Amiga E and E-vo support
Hello. I'm the author of E-vo. It is an Amiga E compiler based on the original Amiga E compiler source but with many added features and functions. It is under active development and I am currently working on an update. I am happy to give advice on E or E-vo specifically here if anyone needs any help.
@Darren
E-vo seems quite interesting. Unfortunately, I have never worked with E. Maybe I should do that some day.
Do you plan to make it able to export code for AmigaOS 4 as well?

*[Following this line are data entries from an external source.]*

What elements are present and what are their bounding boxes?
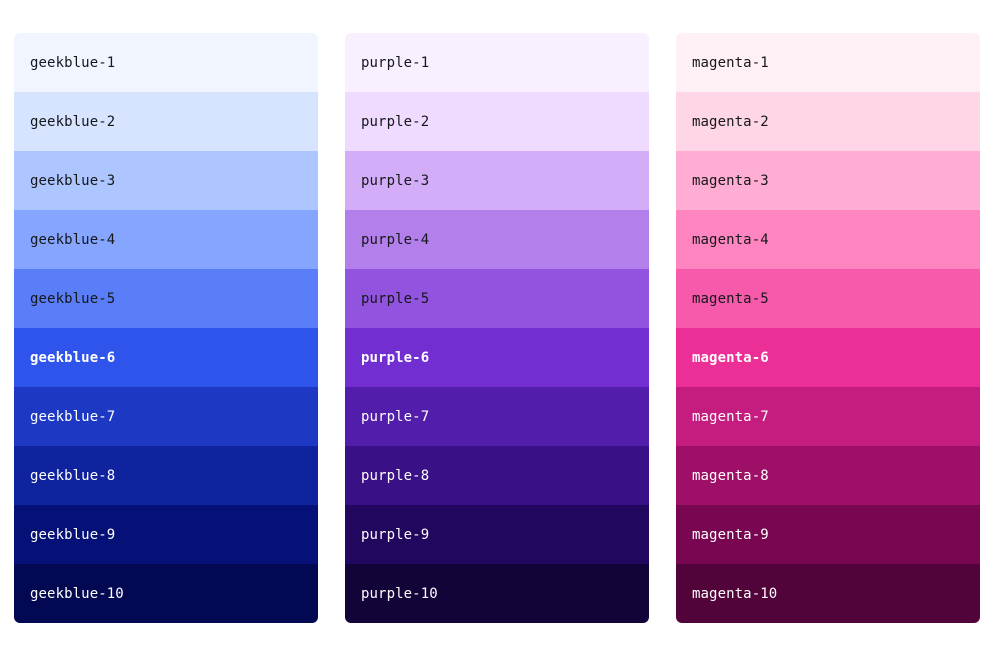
color-swatch[interactable]: magenta-3 xyxy=(676,151,980,210)
color-swatch-label: purple-2 xyxy=(361,115,429,129)
color-swatch-label: geekblue-9 xyxy=(30,528,115,542)
color-swatch[interactable]: purple-5 xyxy=(345,269,649,328)
color-swatch-label: geekblue-10 xyxy=(30,587,124,601)
color-swatch[interactable]: geekblue-2 xyxy=(14,92,318,151)
color-swatch[interactable]: purple-7 xyxy=(345,387,649,446)
color-swatch-label: magenta-2 xyxy=(692,115,769,129)
color-swatch[interactable]: geekblue-10 xyxy=(14,564,318,623)
color-swatch[interactable]: geekblue-4 xyxy=(14,210,318,269)
color-swatch-label: magenta-9 xyxy=(692,528,769,542)
color-swatch[interactable]: magenta-7 xyxy=(676,387,980,446)
color-swatch[interactable]: magenta-1 xyxy=(676,33,980,92)
color-swatch-label: magenta-1 xyxy=(692,56,769,70)
color-swatch[interactable]: magenta-2 xyxy=(676,92,980,151)
color-swatch-label: geekblue-7 xyxy=(30,410,115,424)
color-swatch-label: magenta-6 xyxy=(692,351,769,365)
color-swatch[interactable]: purple-10 xyxy=(345,564,649,623)
color-swatch-label: purple-7 xyxy=(361,410,429,424)
color-swatch[interactable]: purple-8 xyxy=(345,446,649,505)
palette-column-magenta: magenta-1magenta-2magenta-3magenta-4mage… xyxy=(676,33,980,623)
color-swatch[interactable]: purple-4 xyxy=(345,210,649,269)
color-swatch[interactable]: magenta-5 xyxy=(676,269,980,328)
color-swatch-label: magenta-7 xyxy=(692,410,769,424)
color-swatch-label: purple-8 xyxy=(361,469,429,483)
color-swatch-label: purple-1 xyxy=(361,56,429,70)
color-swatch-label: purple-6 xyxy=(361,351,429,365)
color-swatch[interactable]: purple-2 xyxy=(345,92,649,151)
color-swatch-label: geekblue-8 xyxy=(30,469,115,483)
color-swatch[interactable]: magenta-6 xyxy=(676,328,980,387)
color-swatch-label: geekblue-3 xyxy=(30,174,115,188)
color-swatch-label: magenta-4 xyxy=(692,233,769,247)
color-swatch-label: purple-3 xyxy=(361,174,429,188)
color-swatch[interactable]: purple-1 xyxy=(345,33,649,92)
color-swatch[interactable]: geekblue-6 xyxy=(14,328,318,387)
color-swatch[interactable]: geekblue-3 xyxy=(14,151,318,210)
color-swatch[interactable]: purple-6 xyxy=(345,328,649,387)
color-swatch-label: purple-9 xyxy=(361,528,429,542)
color-swatch[interactable]: purple-3 xyxy=(345,151,649,210)
color-swatch[interactable]: geekblue-7 xyxy=(14,387,318,446)
color-swatch-label: purple-5 xyxy=(361,292,429,306)
color-swatch[interactable]: geekblue-8 xyxy=(14,446,318,505)
color-swatch[interactable]: magenta-9 xyxy=(676,505,980,564)
color-palette-board: geekblue-1geekblue-2geekblue-3geekblue-4… xyxy=(0,0,1000,667)
color-swatch-label: geekblue-4 xyxy=(30,233,115,247)
color-swatch-label: magenta-10 xyxy=(692,587,777,601)
color-swatch[interactable]: magenta-8 xyxy=(676,446,980,505)
palette-column-geekblue: geekblue-1geekblue-2geekblue-3geekblue-4… xyxy=(14,33,318,623)
color-swatch[interactable]: geekblue-5 xyxy=(14,269,318,328)
color-swatch-label: magenta-3 xyxy=(692,174,769,188)
color-swatch-label: magenta-5 xyxy=(692,292,769,306)
color-swatch[interactable]: geekblue-1 xyxy=(14,33,318,92)
color-swatch-label: geekblue-5 xyxy=(30,292,115,306)
color-swatch[interactable]: geekblue-9 xyxy=(14,505,318,564)
color-swatch[interactable]: purple-9 xyxy=(345,505,649,564)
color-swatch-label: geekblue-6 xyxy=(30,351,115,365)
color-swatch-label: geekblue-2 xyxy=(30,115,115,129)
color-swatch-label: purple-4 xyxy=(361,233,429,247)
color-swatch[interactable]: magenta-4 xyxy=(676,210,980,269)
color-swatch-label: geekblue-1 xyxy=(30,56,115,70)
color-swatch[interactable]: magenta-10 xyxy=(676,564,980,623)
palette-column-purple: purple-1purple-2purple-3purple-4purple-5… xyxy=(345,33,649,623)
color-swatch-label: purple-10 xyxy=(361,587,438,601)
color-swatch-label: magenta-8 xyxy=(692,469,769,483)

I was looking at the protablE (https://cshandley.co.uk/portable/), which supports many systems, but it seems it lacks some 68K things that E-vo has, like the 68K Assembly support.
What do you think?
EEC is an Open-Source Fork of ECX
You might look at EEC instead of Portabl E. It writes some experimental OS 4 code but it can self-host. You can use E-vo to bootstrap the top-of-tree EEC fork of ECX. Unlike Portabl E, EEC is open-source and written in E. Note: When compiling EEC, you need to specify which target to produce code for and when using the AmigaOS4 and MorphOS targets, using the OPTI switch is highly recommended to activate the register loading optimization. (A must on PowerPC due to the 30 general-purpose registers available.)
In addition to Myself and Daren Coles, Hypexed (Damien Stuart) is also on the team and is the primary OS 4 developer. If you're really serious about wanting to learn E, you can post on the GitHub EEC developers' forum and check out the source for yourself!

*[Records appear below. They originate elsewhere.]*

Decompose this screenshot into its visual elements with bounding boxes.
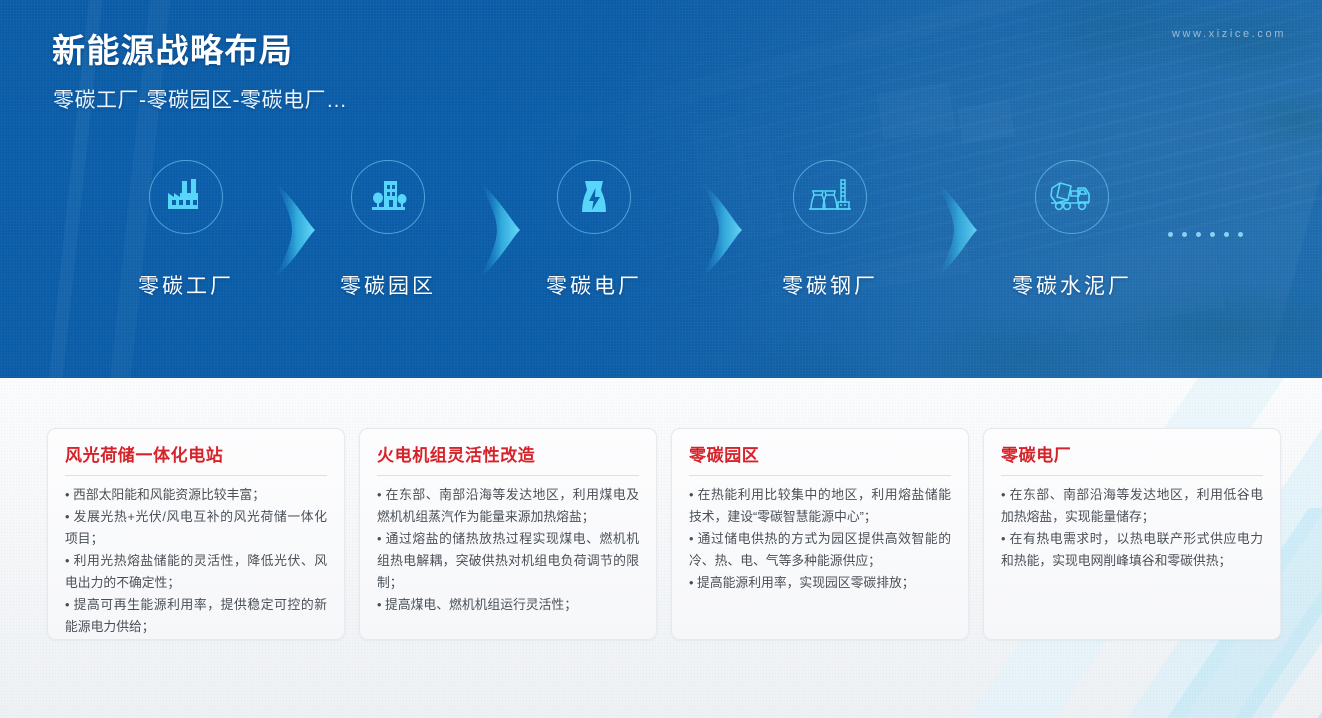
step-icon-circle-2 xyxy=(351,160,425,234)
factory-icon xyxy=(165,177,207,217)
card-bullet: • 提高煤电、燃机机组运行灵活性； xyxy=(377,594,639,616)
card-bullet: • 利用光热熔盐储能的灵活性，降低光伏、风电出力的不确定性； xyxy=(65,550,327,594)
card-title: 零碳电厂 xyxy=(1001,446,1263,466)
detail-card-list: 风光荷储一体化电站 • 西部太阳能和风能资源比较丰富； • 发展光热+光伏/风电… xyxy=(0,428,1322,640)
page-subtitle: 零碳工厂-零碳园区-零碳电厂… xyxy=(53,84,348,114)
step-zero-carbon-power-plant[interactable]: 零碳电厂 xyxy=(519,160,669,300)
step-zero-carbon-cement-plant[interactable]: 零碳水泥厂 xyxy=(997,160,1147,300)
cement-mixer-icon xyxy=(1049,178,1095,216)
trailing-dot xyxy=(1224,232,1229,237)
card-bullet: • 发展光热+光伏/风电互补的风光荷储一体化项目； xyxy=(65,506,327,550)
power-plant-icon xyxy=(574,177,614,217)
step-icon-circle-5 xyxy=(1035,160,1109,234)
office-park-icon xyxy=(367,177,409,217)
card-body: • 西部太阳能和风能资源比较丰富； • 发展光热+光伏/风电互补的风光荷储一体化… xyxy=(65,484,327,638)
detail-section: 风光荷储一体化电站 • 西部太阳能和风能资源比较丰富； • 发展光热+光伏/风电… xyxy=(0,378,1322,718)
site-watermark: www.xizice.com xyxy=(1172,28,1286,40)
detail-card[interactable]: 零碳园区 • 在热能利用比较集中的地区，利用熔盐储能技术，建设“零碳智慧能源中心… xyxy=(671,428,969,640)
card-body: • 在东部、南部沿海等发达地区，利用低谷电加热熔盐，实现能量储存； • 在有热电… xyxy=(1001,484,1263,572)
card-bullet: • 通过储电供热的方式为园区提供高效智能的冷、热、电、气等多种能源供应； xyxy=(689,528,951,572)
card-divider xyxy=(377,475,639,476)
card-title: 火电机组灵活性改造 xyxy=(377,446,639,466)
page-title: 新能源战略布局 xyxy=(52,32,294,70)
card-title: 风光荷储一体化电站 xyxy=(65,446,327,466)
step-label-2: 零碳园区 xyxy=(313,270,463,300)
card-divider xyxy=(65,475,327,476)
trailing-dot xyxy=(1238,232,1243,237)
trailing-dot xyxy=(1182,232,1187,237)
detail-card[interactable]: 零碳电厂 • 在东部、南部沿海等发达地区，利用低谷电加热熔盐，实现能量储存； •… xyxy=(983,428,1281,640)
step-label-1: 零碳工厂 xyxy=(111,270,261,300)
card-body: • 在热能利用比较集中的地区，利用熔盐储能技术，建设“零碳智慧能源中心”； • … xyxy=(689,484,951,594)
card-bullet: • 通过熔盐的储热放热过程实现煤电、燃机机组热电解耦，突破供热对机组电负荷调节的… xyxy=(377,528,639,594)
detail-card[interactable]: 风光荷储一体化电站 • 西部太阳能和风能资源比较丰富； • 发展光热+光伏/风电… xyxy=(47,428,345,640)
step-label-4: 零碳钢厂 xyxy=(755,270,905,300)
trailing-dot xyxy=(1168,232,1173,237)
step-label-3: 零碳电厂 xyxy=(519,270,669,300)
step-zero-carbon-factory[interactable]: 零碳工厂 xyxy=(111,160,261,300)
trailing-dots xyxy=(1168,232,1243,237)
trailing-dot xyxy=(1196,232,1201,237)
detail-card[interactable]: 火电机组灵活性改造 • 在东部、南部沿海等发达地区，利用煤电及燃机机组蒸汽作为能… xyxy=(359,428,657,640)
trailing-dot xyxy=(1210,232,1215,237)
step-label-5: 零碳水泥厂 xyxy=(997,270,1147,300)
card-bullet: • 在热能利用比较集中的地区，利用熔盐储能技术，建设“零碳智慧能源中心”； xyxy=(689,484,951,528)
card-bullet: • 在有热电需求时，以热电联产形式供应电力和热能，实现电网削峰填谷和零碳供热； xyxy=(1001,528,1263,572)
step-zero-carbon-park[interactable]: 零碳园区 xyxy=(313,160,463,300)
card-body: • 在东部、南部沿海等发达地区，利用煤电及燃机机组蒸汽作为能量来源加热熔盐； •… xyxy=(377,484,639,616)
card-bullet: • 提高能源利用率，实现园区零碳排放； xyxy=(689,572,951,594)
card-divider xyxy=(1001,475,1263,476)
hero-banner: 新能源战略布局 零碳工厂-零碳园区-零碳电厂… www.xizice.com xyxy=(0,0,1322,378)
card-divider xyxy=(689,475,951,476)
card-bullet: • 提高可再生能源利用率，提供稳定可控的新能源电力供给； xyxy=(65,594,327,638)
zero-carbon-step-flow: 零碳工厂 xyxy=(0,160,1322,310)
step-icon-circle-3 xyxy=(557,160,631,234)
card-title: 零碳园区 xyxy=(689,446,951,466)
step-icon-circle-1 xyxy=(149,160,223,234)
card-bullet: • 在东部、南部沿海等发达地区，利用低谷电加热熔盐，实现能量储存； xyxy=(1001,484,1263,528)
steel-plant-icon xyxy=(808,177,852,217)
step-zero-carbon-steel-plant[interactable]: 零碳钢厂 xyxy=(755,160,905,300)
slide-root: 新能源战略布局 零碳工厂-零碳园区-零碳电厂… www.xizice.com xyxy=(0,0,1322,718)
step-icon-circle-4 xyxy=(793,160,867,234)
card-bullet: • 西部太阳能和风能资源比较丰富； xyxy=(65,484,327,506)
card-bullet: • 在东部、南部沿海等发达地区，利用煤电及燃机机组蒸汽作为能量来源加热熔盐； xyxy=(377,484,639,528)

Use caution however, Daren found a bug in EEC's memory allocator and it affects both PPC and 68020+. I really should track it down but anyway, it's there.
E-vo works on 68000
E-vo is written in 68k Assembly so it would make more sense to me if we fixed EEC but until EEC is fixed, I use E-vo on MorphOS targetting 68000 anyway, as well. There might be some 68020 optimizations on E-vo as well but that's as far as it goes.
No it is not in my plans to support anything but 68k. My compiler is based upon the original E compiler and is all written in pure 68k assembler. The project was never designed to target anything other than 68k and to do so would be a huge task. EEC is a great alternative
Thank you guys for the excellent explanation. It's good to know that there are a few options to choose from. I hope I will find time to have a look at all of these. Great work.

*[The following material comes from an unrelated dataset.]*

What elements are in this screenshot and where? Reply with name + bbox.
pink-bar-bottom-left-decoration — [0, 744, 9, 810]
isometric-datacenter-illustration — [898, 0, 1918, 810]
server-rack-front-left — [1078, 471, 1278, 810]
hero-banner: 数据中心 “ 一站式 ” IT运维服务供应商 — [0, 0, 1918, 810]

Another good reason to continue to have options (E-VO and EEC) is that I recently was shown that the original E compiler by wouter actually works on 1.3 and when I looked at why E-VO does not, it was a very small fix. So when the next version of E-VO is released it will also function on 1.3
While this is only iof interest to a small subset of Amiga users. I feel E-VO is probably a better option for users with less well specced machines. I have not tested this but i feel it is likely that it performs better on such machines due to it being written in asm.
Agreed! EEC will take a lot of effort to make modular! I've got a 3-stage process outlined to bring EEC up to modern standards of next-gen support but it'll take a long time to get there.
Online Status
I remember reading about Amiga E way back when in Amiga Transactor. Will have to check this E-vo version out!